« Marchionne est convaincu que le moment d'une concentration du secteur au niveau international est arrivé », explique Umberto Bertelè, président de l'École de commerce de l'institut Politecnico de Milan.
Selon le patron de Fiat, qui avait exposé sa vision en décembre, changeant son fusil d'épaule alors qu'il ne jurait auparavant que par les alliances ciblées (nouées au cas par cas notamment avec PSA ou Tata) depuis le divorce avec l'américain General Motors en 2005, la crise a changé la donne et les constructeurs doivent se rapprocher pour survivre.

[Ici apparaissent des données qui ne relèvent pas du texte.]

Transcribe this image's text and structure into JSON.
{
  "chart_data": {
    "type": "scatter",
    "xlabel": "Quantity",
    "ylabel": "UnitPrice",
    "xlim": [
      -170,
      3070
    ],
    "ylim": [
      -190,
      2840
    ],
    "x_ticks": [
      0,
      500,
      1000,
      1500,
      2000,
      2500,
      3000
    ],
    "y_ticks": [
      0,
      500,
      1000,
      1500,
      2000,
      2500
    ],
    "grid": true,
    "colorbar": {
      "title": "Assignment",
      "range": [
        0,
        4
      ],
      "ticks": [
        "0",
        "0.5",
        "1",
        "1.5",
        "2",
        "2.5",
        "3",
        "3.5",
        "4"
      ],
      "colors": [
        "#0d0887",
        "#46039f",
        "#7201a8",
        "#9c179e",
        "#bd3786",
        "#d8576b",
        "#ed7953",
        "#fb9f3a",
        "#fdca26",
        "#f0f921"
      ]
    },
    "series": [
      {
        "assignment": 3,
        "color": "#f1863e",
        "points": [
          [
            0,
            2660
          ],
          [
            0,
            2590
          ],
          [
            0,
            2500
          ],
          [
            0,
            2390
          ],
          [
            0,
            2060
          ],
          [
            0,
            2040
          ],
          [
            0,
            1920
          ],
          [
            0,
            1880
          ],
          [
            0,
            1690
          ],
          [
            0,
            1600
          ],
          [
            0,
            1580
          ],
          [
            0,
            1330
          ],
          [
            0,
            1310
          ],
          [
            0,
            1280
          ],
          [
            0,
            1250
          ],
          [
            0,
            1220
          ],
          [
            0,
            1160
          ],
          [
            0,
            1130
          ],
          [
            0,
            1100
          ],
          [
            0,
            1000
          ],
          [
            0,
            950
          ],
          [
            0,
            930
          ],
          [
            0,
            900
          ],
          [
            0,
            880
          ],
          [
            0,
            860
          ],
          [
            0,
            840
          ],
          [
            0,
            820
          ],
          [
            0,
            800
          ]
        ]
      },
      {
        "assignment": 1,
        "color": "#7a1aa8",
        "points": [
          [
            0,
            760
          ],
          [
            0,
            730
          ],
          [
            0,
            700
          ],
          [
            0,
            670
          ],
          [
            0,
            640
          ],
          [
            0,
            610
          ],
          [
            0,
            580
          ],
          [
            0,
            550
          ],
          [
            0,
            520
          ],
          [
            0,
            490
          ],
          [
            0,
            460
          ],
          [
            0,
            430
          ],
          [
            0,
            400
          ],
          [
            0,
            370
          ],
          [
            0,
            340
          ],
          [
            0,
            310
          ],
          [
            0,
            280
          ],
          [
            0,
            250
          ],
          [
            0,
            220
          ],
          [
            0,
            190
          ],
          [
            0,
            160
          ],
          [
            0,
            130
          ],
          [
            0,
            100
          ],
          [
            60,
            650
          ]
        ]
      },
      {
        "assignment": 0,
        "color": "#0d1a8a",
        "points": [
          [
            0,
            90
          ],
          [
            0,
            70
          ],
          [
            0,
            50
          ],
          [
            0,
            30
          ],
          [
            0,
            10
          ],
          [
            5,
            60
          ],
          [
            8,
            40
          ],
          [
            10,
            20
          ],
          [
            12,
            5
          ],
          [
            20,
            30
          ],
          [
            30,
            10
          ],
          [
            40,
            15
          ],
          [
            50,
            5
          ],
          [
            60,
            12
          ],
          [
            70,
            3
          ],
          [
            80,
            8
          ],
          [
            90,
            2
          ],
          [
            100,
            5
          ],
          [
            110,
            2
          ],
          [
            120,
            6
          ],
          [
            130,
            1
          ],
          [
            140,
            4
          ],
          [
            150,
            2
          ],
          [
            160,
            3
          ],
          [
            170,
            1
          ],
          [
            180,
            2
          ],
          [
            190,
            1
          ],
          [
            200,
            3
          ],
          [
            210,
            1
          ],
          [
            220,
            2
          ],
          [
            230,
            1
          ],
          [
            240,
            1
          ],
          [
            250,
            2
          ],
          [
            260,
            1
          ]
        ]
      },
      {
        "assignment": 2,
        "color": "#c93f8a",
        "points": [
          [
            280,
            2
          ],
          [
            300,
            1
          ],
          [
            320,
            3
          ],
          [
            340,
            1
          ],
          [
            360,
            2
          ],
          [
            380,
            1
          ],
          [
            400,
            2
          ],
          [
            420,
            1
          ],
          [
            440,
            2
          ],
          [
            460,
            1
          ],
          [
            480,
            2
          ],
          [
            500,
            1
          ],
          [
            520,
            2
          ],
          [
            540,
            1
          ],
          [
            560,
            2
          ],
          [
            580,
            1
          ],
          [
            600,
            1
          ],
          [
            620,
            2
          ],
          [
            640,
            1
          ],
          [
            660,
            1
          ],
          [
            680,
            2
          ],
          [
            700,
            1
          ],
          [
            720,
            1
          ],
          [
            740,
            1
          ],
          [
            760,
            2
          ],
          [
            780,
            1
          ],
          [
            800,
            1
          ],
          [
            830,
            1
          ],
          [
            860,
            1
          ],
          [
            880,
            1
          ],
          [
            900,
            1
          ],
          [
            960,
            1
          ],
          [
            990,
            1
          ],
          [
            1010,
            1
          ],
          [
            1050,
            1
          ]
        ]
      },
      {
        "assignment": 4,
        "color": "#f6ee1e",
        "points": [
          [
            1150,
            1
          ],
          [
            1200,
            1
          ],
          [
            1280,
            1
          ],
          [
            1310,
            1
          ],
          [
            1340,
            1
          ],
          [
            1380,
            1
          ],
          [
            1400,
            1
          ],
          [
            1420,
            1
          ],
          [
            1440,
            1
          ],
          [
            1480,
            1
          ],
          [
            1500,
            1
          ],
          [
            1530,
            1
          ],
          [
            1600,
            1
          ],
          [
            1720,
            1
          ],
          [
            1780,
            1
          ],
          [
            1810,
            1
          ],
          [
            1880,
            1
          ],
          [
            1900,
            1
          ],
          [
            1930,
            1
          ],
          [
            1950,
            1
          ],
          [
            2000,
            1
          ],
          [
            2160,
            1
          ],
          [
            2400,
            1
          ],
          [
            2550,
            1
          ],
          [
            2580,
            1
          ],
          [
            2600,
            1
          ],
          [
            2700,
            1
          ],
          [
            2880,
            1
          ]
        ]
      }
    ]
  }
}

Il ne restera après la crise que six constructeurs dans le monde capables de produire au moins 5,5 à 6 millions de véhicules par an, prédit-il, et Fiat entend en faire partie.
Or, l'italien en produit un peu plus de 2 millions, et Fiat et Chrysler réunis, environ 4 millions, ce qui signifie que Fiat doit encore grossir.
Même si Fiat se refuse toujours à tout commentaire sur le sujet, il est intéressé par Opel, filiale de GM, a confirmé mardi le ministre allemand de l'Économie, Karl-Theodor zu Guttenberg.
Mais l'affaire ne sera pas simple, nombre de responsables politiques et syndicaux étant hostiles à Fiat et lui préférant l'autre candidat, le groupe canadien d'équipement automobile Magna.
La presse italienne évoque aussi régulièrement l'hypothèse d'un mariage avec le français PSA.
Quasi inconnu lorsqu'il prend en 2004 la tête du groupe italien, qui est alors dans le rouge depuis plusieurs années, M. Marchionne, né en 1952, est aujourd'hui l'un des patrons les plus en vue dans le secteur.
À la Bourse de Milan, il suscite un effet « je te crois sur parole », note le quotidien économique Il Sole 24 ore, et le titre a progressé de près de 75 % depuis le début de l'année.
Ce retour de Fiat au premier plan est célébré en Italie comme une « revanche », souligne Raffaele Oriani, professeur d'économie à l'Université Luiss de Rome.
« Fiat avait perdu des parts de marché, ses technologies n'étaient plus à jour, le design des nouveaux modèles laissait à désirer et ils étaient perçus comme étant de basse qualité », rappelle M. Oriani.
« Son redressement est fortement lié à la personne de Marchionne. Il a complètement réorganisé le management, fait venir des gens plus jeunes, simplifié les processus de développement des modèles et investi dans des technologies plus respectueuses de l'environnement », poursuit M. Oriani.
Dès 2005, le groupe a recommencé à engranger des bénéfices, et « le style et la perception de Fiat sur le marché ont complètement changé, il suffit de prendre la nouvelle Fiat 500 comme exemple. Un signal très clair du changement est qu'aujourd'hui Fiat ne met pas un euro dans Chrysler et reçoit une participation en échange de sa technologie », dit encore M. Oriani.
Mais Fiat ne risque-t-il pas d'être trop gourmand ?
Une « approche plus graduelle, attendre un peu et consolider d'abord Chrysler » conviendrait mieux, selon M. Oriani.
L'autre point qui pourrait limiter la réussite du groupe est qu'il « n'a pas de ressources financières abondantes à dépenser » et son endettement est élevé, observe enfin Umberto Bertelè.